Maka, raja pun seyogyanya memiliki kedelapanan kebajikan ini :
1. Dana yang tidak terbatas “kedermawanan” sifat Batara Endra kepala semua dewa bawahan
2. Kemampuan untuk menekan semua kejahatan, sifat dewa maut, Yama.
3. Berusaha membujuk dengan ramah dan tindakan yang bijaksana, sifat dewa matahari, surya.
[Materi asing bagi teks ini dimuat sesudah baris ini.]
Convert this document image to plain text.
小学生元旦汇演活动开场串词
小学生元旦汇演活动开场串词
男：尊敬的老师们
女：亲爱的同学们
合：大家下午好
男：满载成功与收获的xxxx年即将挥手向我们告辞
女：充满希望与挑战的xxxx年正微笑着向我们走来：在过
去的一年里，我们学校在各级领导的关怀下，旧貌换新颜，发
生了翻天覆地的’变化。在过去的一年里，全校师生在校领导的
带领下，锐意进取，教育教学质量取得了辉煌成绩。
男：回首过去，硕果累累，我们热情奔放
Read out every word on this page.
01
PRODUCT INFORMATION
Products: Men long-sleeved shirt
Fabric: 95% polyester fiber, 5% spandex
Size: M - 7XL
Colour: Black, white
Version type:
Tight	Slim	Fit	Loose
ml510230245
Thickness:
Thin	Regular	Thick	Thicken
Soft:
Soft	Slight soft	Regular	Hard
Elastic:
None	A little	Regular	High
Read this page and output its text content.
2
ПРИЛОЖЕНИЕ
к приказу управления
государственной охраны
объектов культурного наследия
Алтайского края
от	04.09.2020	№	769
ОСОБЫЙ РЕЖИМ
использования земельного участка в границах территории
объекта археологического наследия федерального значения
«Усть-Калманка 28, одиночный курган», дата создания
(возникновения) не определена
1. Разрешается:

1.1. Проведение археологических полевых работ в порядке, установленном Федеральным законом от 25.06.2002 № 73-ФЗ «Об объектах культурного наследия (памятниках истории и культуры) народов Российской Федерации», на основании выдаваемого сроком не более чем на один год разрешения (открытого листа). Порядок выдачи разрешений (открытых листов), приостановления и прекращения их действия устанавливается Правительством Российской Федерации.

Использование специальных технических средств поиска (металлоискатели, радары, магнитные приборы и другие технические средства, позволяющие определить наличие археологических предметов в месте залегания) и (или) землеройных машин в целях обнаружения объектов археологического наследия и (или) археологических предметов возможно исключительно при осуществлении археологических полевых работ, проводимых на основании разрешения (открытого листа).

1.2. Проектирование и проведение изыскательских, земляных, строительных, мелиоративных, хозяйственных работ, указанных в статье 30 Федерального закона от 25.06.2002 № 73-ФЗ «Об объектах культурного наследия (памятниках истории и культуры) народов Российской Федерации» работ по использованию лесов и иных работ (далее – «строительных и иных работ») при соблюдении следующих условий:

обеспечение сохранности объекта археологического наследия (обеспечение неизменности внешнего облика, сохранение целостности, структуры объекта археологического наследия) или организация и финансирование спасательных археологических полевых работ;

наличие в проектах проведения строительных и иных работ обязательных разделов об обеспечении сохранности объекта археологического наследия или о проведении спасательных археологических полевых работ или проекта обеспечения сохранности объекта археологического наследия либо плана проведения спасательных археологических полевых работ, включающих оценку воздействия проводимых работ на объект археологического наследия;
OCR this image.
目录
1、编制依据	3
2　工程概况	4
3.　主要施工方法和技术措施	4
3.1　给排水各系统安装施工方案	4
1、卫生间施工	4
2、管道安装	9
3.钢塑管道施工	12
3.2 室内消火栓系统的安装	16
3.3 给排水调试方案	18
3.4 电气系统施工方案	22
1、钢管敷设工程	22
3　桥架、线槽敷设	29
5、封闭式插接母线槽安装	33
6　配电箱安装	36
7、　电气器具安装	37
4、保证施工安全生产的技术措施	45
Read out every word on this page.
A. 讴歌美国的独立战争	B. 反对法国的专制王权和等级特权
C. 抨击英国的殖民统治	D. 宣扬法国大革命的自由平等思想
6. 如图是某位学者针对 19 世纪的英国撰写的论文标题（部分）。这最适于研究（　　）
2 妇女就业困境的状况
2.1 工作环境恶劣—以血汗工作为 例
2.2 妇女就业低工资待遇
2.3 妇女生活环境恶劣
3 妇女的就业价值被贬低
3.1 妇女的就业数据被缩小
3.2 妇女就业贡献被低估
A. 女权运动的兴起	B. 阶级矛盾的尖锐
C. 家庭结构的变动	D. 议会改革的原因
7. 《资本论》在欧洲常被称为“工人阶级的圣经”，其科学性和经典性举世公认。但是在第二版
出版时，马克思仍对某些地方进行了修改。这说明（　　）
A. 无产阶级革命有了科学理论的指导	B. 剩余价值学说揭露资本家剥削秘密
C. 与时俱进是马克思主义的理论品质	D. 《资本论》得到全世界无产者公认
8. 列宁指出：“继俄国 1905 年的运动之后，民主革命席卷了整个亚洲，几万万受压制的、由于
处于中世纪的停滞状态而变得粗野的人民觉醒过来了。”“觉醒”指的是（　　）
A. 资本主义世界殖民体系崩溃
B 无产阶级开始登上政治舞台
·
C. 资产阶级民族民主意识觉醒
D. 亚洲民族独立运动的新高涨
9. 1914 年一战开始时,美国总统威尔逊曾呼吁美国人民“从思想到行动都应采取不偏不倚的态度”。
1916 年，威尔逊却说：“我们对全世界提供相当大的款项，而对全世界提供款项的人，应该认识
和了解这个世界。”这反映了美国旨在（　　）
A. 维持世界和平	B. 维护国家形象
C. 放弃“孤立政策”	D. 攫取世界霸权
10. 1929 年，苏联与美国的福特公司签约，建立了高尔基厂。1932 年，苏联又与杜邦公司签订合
4. Kasih saying, sifat Batara Candra/
5. Pandangan yang teliti dan pikiran yang dalam, sifat dewa angin, Bayu
6. Kedermawanan dalam memberikan harta benda dan hiburan, sifat dewa harta duniawi, Kuwera
7. Kecerdasan yang tajam dan cemerlang dalam menghadapi kesulitan maxam apa pun, sidat dewa lautan, Baruna
8. Keberanian yang berkorban-kobar dan tekad yang bulat dalam melawan setiap musuh, sifat dewa api, brahma
Kedudukan seorang raja dalam masyarakat jawa, seorang raja harus memiliki garis keturunan yang pasti dan baik. Kepercayaan seperti ini sepertinya terpengaruh oleh tradisi Arab, misalnya fulan bin fulan bin fulan dan seterusnya. Maka tidak dapat terelakkan bahwa pembohongan dalam penulisan sejarah keturunan raja-raja adalah suatu yang biasa untuk mendapatkan kedudukan yang tinggi dalam masyarakat. Dalam kepercayaan Hindu keturunan raja adalah keputusan yang telah mendapat persetujuan dari para dewa. Dalam keagamaan, pengetahuan raja dalam hal ini merupakan suatu yang penting. Keaadaan sifat seorang raja adalah cerminan kondisi masyarakat, sebab sifat raja juga meresap dalam masyarakat
Syarat lain yang pokok bagi seorang raja ideal ialah kemampuan nya untuk memilih pegawai-pegawai, peraturan-peraturan untuk itu dikemukakan dalam banyak karangan. Keseimbangan badaniah dan perangai fisik merupakan unsure penting dalam menentukan pilihan.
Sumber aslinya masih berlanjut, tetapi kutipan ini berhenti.